Haverhill District Court Readies for $8 Million Renovation

An $8 million renovation of the nearly 50-year-old Haverhill District Court is expected to get underway soon

The project involves improving handicapped accessibility, installing an elevator, replacing windows and roof, replacing heating and air conditioning systems, better sealing the building from the outdoor environment and addressing “deferred maintenance,” according to state documents. Meanwhile, plans to move the court’s civil case business to the second floor of Haverhill City Hall, “around December,” will also bring court security measures outside Theodore A. Pelosi Jr. Council Chambers, according to David S. Van Dam, chief of staff to Mayor James J. Fiorentini. He told WHAV the move will not affect normal city hall business flow.

“Security measures will move to outside the council chambers, but it won’t affect anyone doing business at city hall,” Van Dam said. He added the future presence of screening equipment and court officers within or outside council chambers will be “specific to court business.” Night meetings at the chambers, including city council and school committee meetings, will not be impacted.

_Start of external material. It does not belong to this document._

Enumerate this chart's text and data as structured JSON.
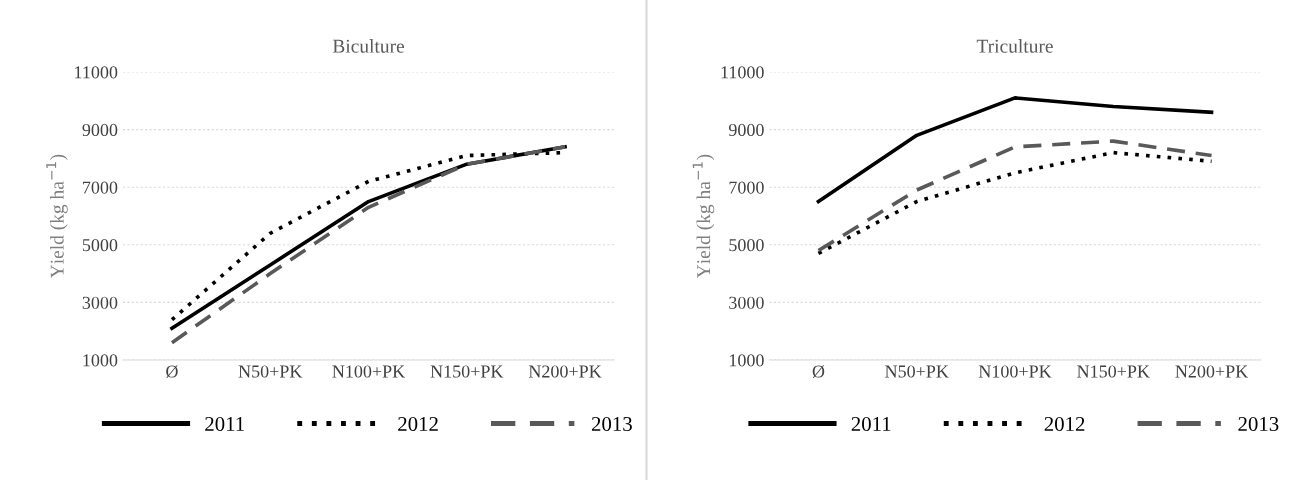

The temporary court facility, including judge’s chambers, is expected to stay at city hall for about 12 months, Van Dam said.  Meanwhile, proceedings for criminal cases within the Haverhill district will move to Newburyport District Court during the renovation project.

Civil matters handled by the court include non-criminal traffic violation hearings, usually held before a clerk-magistrate.

Elkus Manfredi Architects of Boston undertook the original study of the court building’s needs.

Pre-urban renewal Haverhill District Court. (Photograph courtesy of David J. Connolly.)

Pre-urban renewal Haverhill District Court. (Photograph courtesy of David J. Connolly.)

The court was constructed in 1969 as part of the Pentucket Urban Renewal Project’s “Civic Center Amendment.” When the original courthouse was condemned by the Haverhill Housing Authority, plans introduced in 1963 called for its replacement to be built behind what is now Haverhill City Hall. However, Essex County and the Trustees of the Haverhill Public Library asked the urban renewal zone be expanded to cover the area between what is now Ginty Boulevard and Summer Street. The federal government approved the expansion of the demolition zone in 1965, sealing the fate of the original Haverhill Public Library further back on Summer Street.